One time our daughter Lauren asked her son how he might describe Kay. His answer was immediate. “Angels Ascending,” he said. Ah, how sweet, you say. But wait, there’s more. It was not long after that we received a call from said daughter worried about an excess if influence her mother had on her children.
The complaint had to do with Kay’s lullaby catalog sung to the grands when she puts them to bed. I had long since been banned from lullaby duty. The times I would pinch-hit for Kay all I came up with was “Stairway to Heaven” and “Born to be Wild;” lullabies good enough to sing to my own girls when they were growing up but were now deemed questionable. I blame the parenting craze for that.
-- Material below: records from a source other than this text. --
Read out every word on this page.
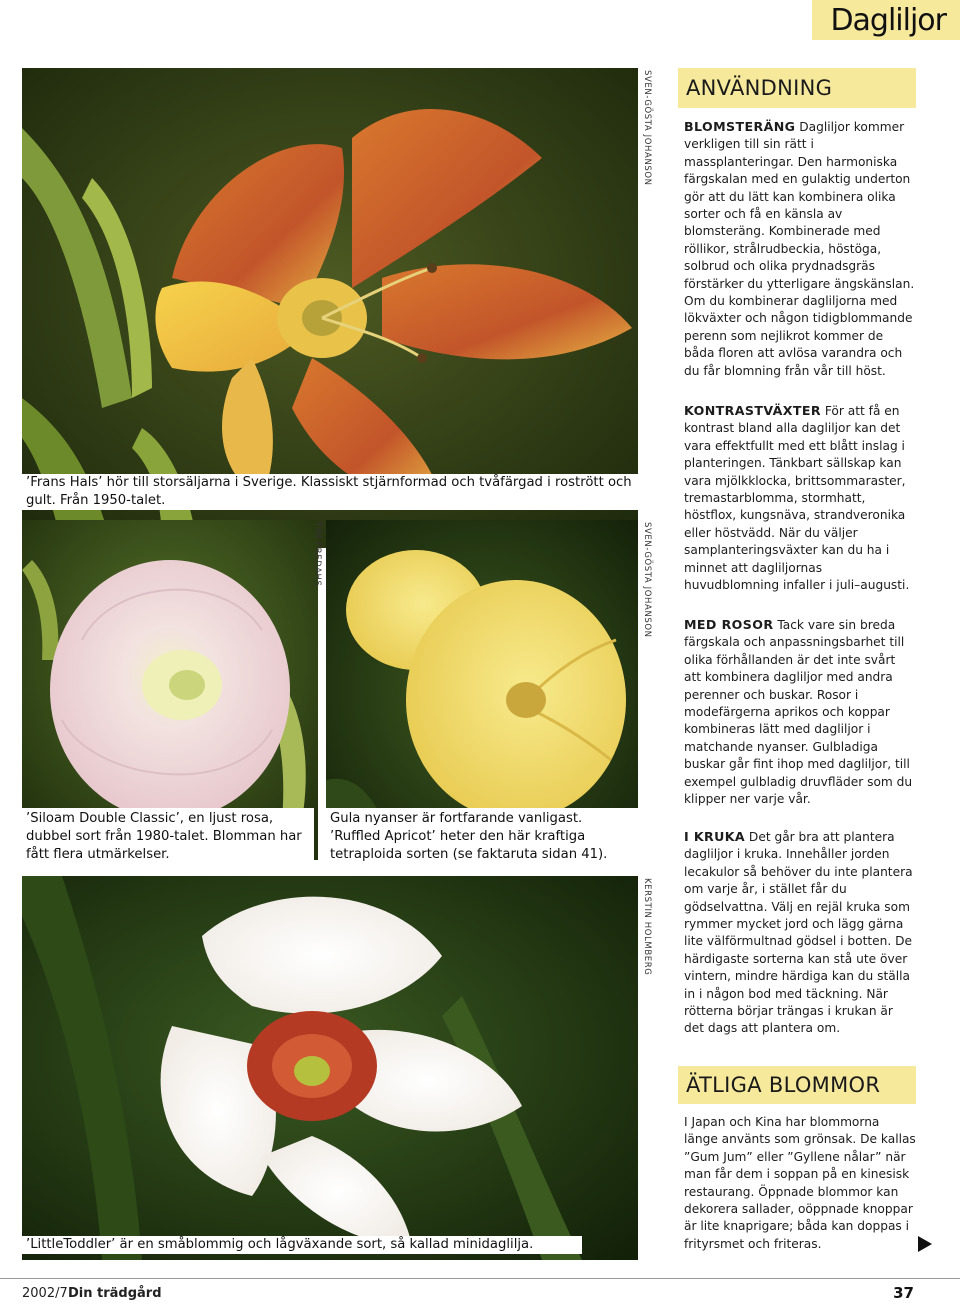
Dagliljor
SVEN-GÖSTA JOHANSON
’Frans Hals’ hör till storsäljarna i Sverige. Klassiskt stjärnformad och tvåfärgad i rostrött och gult. Från 1950-talet.
’Siloam Double Classic’, en ljust rosa, dubbel sort från 1980-talet. Blomman har fått flera utmärkelser.
TIM FREDAHS	SVEN-GÖSTA JOHANSON
Gula nyanser är fortfarande vanligast. ’Ruffled Apricot’ heter den här kraftiga tetraploida sorten (se faktaruta sidan 41).
KERSTIN HOLMBERG
’LittleToddler’ är en småblommig och lågväxande sort, så kallad minidaglilja.
ANVÄNDNING
BLOMSTERÄNG Dagliljor kommer verkligen till sin rätt i massplanteringar. Den harmoniska färgskalan med en gulaktig underton gör att du lätt kan kombinera olika sorter och få en känsla av blomsteräng. Kombinerade med röllikor, strålrudbeckia, höstöga, solbrud och olika prydnadsgräs förstärker du ytterligare ängskänslan. Om du kombinerar dagliljorna med lökväxter och någon tidigblommande perenn som nejlikrot kommer de båda floren att avlösa varandra och du får blomning från vår till höst.
KONTRASTVÄXTER För att få en kontrast bland alla dagliljor kan det vara effektfullt med ett blått inslag i planteringen. Tänkbart sällskap kan vara mjölkklocka, brittsommaraster, tremastarblomma, stormhatt, höstflox, kungsnäva, strandveronika eller höstvädd. När du väljer samplanteringsväxter kan du ha i minnet att dagliljornas huvudblomning infaller i juli–augusti.
MED ROSOR Tack vare sin breda färgskala och anpassningsbarhet till olika förhållanden är det inte svårt att kombinera dagliljor med andra perenner och buskar. Rosor i modefärgerna aprikos och koppar kombineras lätt med dagliljor i matchande nyanser. Gulbladiga buskar går fint ihop med dagliljor, till exempel gulbladig druvfläder som du klipper ner varje vår.
I KRUKA Det går bra att plantera dagliljor i kruka. Innehåller jorden lecakulor så behöver du inte plantera om varje år, i stället får du gödselvattna. Välj en rejäl kruka som rymmer mycket jord och lägg gärna lite välförmultnad gödsel i botten. De härdigaste sorterna kan stå ute över vintern, mindre härdiga kan du ställa in i någon bod med täckning. När rötterna börjar trängas i krukan är det dags att plantera om.
ÄTLIGA BLOMMOR
I Japan och Kina har blommorna länge använts som grönsak. De kallas ”Gum Jum” eller ”Gyllene nålar” när man får dem i soppan på en kinesisk restaurang. Öppnade blommor kan dekorera sallader, oöppnade knoppar är lite knaprigare; båda kan doppas i frityrsmet och friteras.
2002/7 Din trädgård	37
What precipitated the call, you ask? The parents were in the car with the kids when they began singing, “99 Bottles of Beer on the Wall.” The lyric sung by the grands began with the number ten and not the compulsory number in the title. To be sure of what they heard, the parents listened to a few more musical rounds until the number dropped to seven. The parents first inquired of each other to see if either of them had taught the kids that song, but both denied the charge. Then they questioned the cherubs in the backseat.
“Guys, where did you learn that song?” asked the parents in unison.
The grands got quiet. By the tone of the inquisition, they suspected trouble.
Then they blurted in unison, “Kayme!”
The horror. The horror. And straight to the speed dial the daughter did go.
As soon as Kay answered her phone the third degree began, though it did not last long. Kay laughingly confessed. On the night in question while the parents were out on a date and after the grands were tucked into bed, Kay began to sing her standards. But on this particular night, the grands were more amped up than usual.
Kay had come to the end of her play list, but those crazy kids wanted more. So she reached back to the long ago, and “99 Bottles of Beer on the Wall” bubbled forth; this from the grandmother who has never consumed a bottle of beer in her life. Now the song has a fixed place in Kay’s lullaby repertoire. You gotta love this woman.
It is my lot to live with an angel, the comparisons are glaringly obvious, but she is fortunate that I am able to hold her feet on the ground and keep her from ascending too high.